На чтение: 8 мин.
Поделиться: 
Андрей Бартенев
Андрей Бартенев

Андрей Бартенев

Российский художник, скульптор, дизайнер.

Фамилия
Бартенев
Имя
Андрей
Дата рождения
не указана
Возраст
не указан
Страна / Гражданство
Россия
Категория
Художники

Модный российский художник Андрей Бартенев, экспериментатор, автор многочисленных перформансов, эпатирующих публику, все реже бывает в России. Недавно в Москве он открыл целый «Институт Улыбки» – фестиваль иллюстраций, куда мрачным людям по распоряжению автора вход был запрещен. В галерею искусств Зураба Церетели, где проходил фестиваль, Бартенев ворвался, как вихрь, и принялся раздавать указания. Заметив меня, он сменил командный голос на задушевный и сказал: «Какой у вас замечательный диктофон! На мороженое похож, пломбир в шоколаде. Палочки не хватает».

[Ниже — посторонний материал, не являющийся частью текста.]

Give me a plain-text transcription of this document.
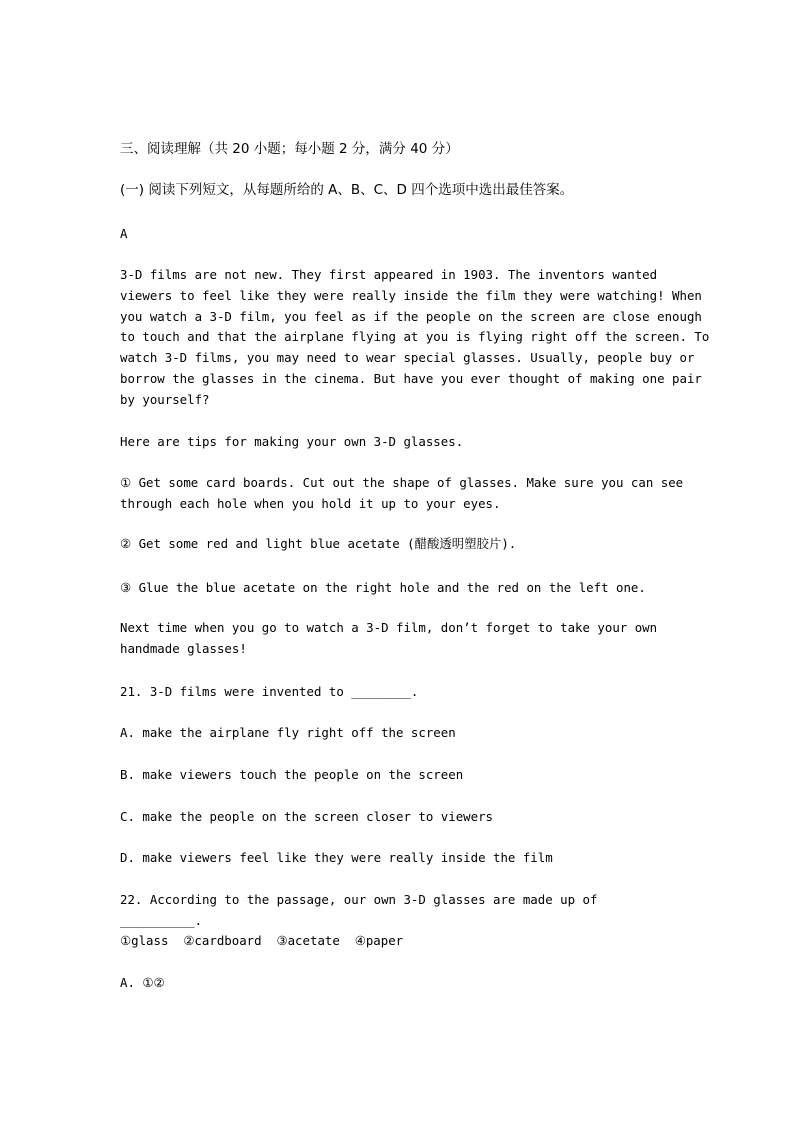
三、阅读理解（共 20 小题；每小题 2 分，满分 40 分）
(一) 阅读下列短文，从每题所给的 A、B、C、D 四个选项中选出最佳答案。
A
3-D films are not new. They first appeared in 1903. The inventors wanted
viewers to feel like they were really inside the film they were watching! When
you watch a 3-D film, you feel as if the people on the screen are close enough
to touch and that the airplane flying at you is flying right off the screen. To
watch 3-D films, you may need to wear special glasses. Usually, people buy or
borrow the glasses in the cinema. But have you ever thought of making one pair
by yourself?
Here are tips for making your own 3-D glasses.
① Get some card boards. Cut out the shape of glasses. Make sure you can see
through each hole when you hold it up to your eyes.
② Get some red and light blue acetate (醋酸透明塑胶片).
③ Glue the blue acetate on the right hole and the red on the left one.
Next time when you go to watch a 3-D film, don’t forget to take your own
handmade glasses!
21. 3-D films were invented to ________.
A. make the airplane fly right off the screen
B. make viewers touch the people on the screen
C. make the people on the screen closer to viewers
D. make viewers feel like they were really inside the film
22. According to the passage, our own 3-D glasses are made up of __________.
①glass  ②cardboard  ③acetate  ④paper
A. ①②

Вы сейчас так жестко разговаривали… А вы вообще жесткий человек?

– Да, конечно. Но это не значит, что я изначально таким был. К сожалению, современная жизнь из-за своей скорости мягкость характера и добродушие воспринимает как отрицательные качества. Сегодняшние люди понимают только жесткость.

А как ваша идея позитива сочетается с этой скоростью. Что такое позитив?

– Для каждого человека по-разному. Для кого-то это восемь телефонов, рассованных по карманам. А если серьезно, то для меня позитив, то есть самое любимое, что доставляет мне огромное удовольствие, – это делать арт-перформансы. В этом и воплощается мое представление о позитивности.

А как же американская улыбка? Это позитив или лицемерие?

– Это такая культура. Ее нельзя отрицать, потому что она существует. Это культура лица. Знаете, в нью-йоркских музеях – неважно рабочий день или выходной – всегда много народу. Море туристов, море страждущих искусства местных жителей. Там просвещаются не только на уровне «увидел – узнал», но и – «увидел – приобрел новую эмоцию».

Каждый день новые эмоции, значит, ни один день не похож на другой?

– У меня не получается, чтоб дни были похожи друг на друга. И у моих друзей тоже. Видимо, творческие люди очень сильно и активно включены в процесс творения и созидания, и естественно, что сегодня созидаешь одно, а завтра другое. Даже если это большая работа, все равно каждый день это будет совершенно другое путешествие. Например, я закончил один проект и уже сегодня я знаю, что мне предстоит новая работа, не похожая на вчерашнюю. Я пытаюсь в погоне за новыми эмоциями и идеями иметь спектр возможностей. Выстроить огромную сеть и потом смотреть, что в эти сети попалось. Я свободный человек и сам выбираю, чем именно мне заниматься. С течением жизни открылось знание: я могу вырезать цветочек и про него забыть – убрать куда-нибудь, но не выбросить, потому что пройдет год-два, и он всплывает как необходимый элемент нового проекта.

Устаете от такой жизни?

– Физически, конечно. Смотрите: я прилетел в Москву перед «Институтом Улыбки» и за неделю подготовки выставки спал два раза. Дело в том, что сознание не останавливается. Все время идет поток дел – помнить, сделать, проконтролировать. У меня был один выходной – я пошел, купил себе стопку ДВД и смотрел. Ну, и просмотрел почтовые ящики в Интернете за четыре дня.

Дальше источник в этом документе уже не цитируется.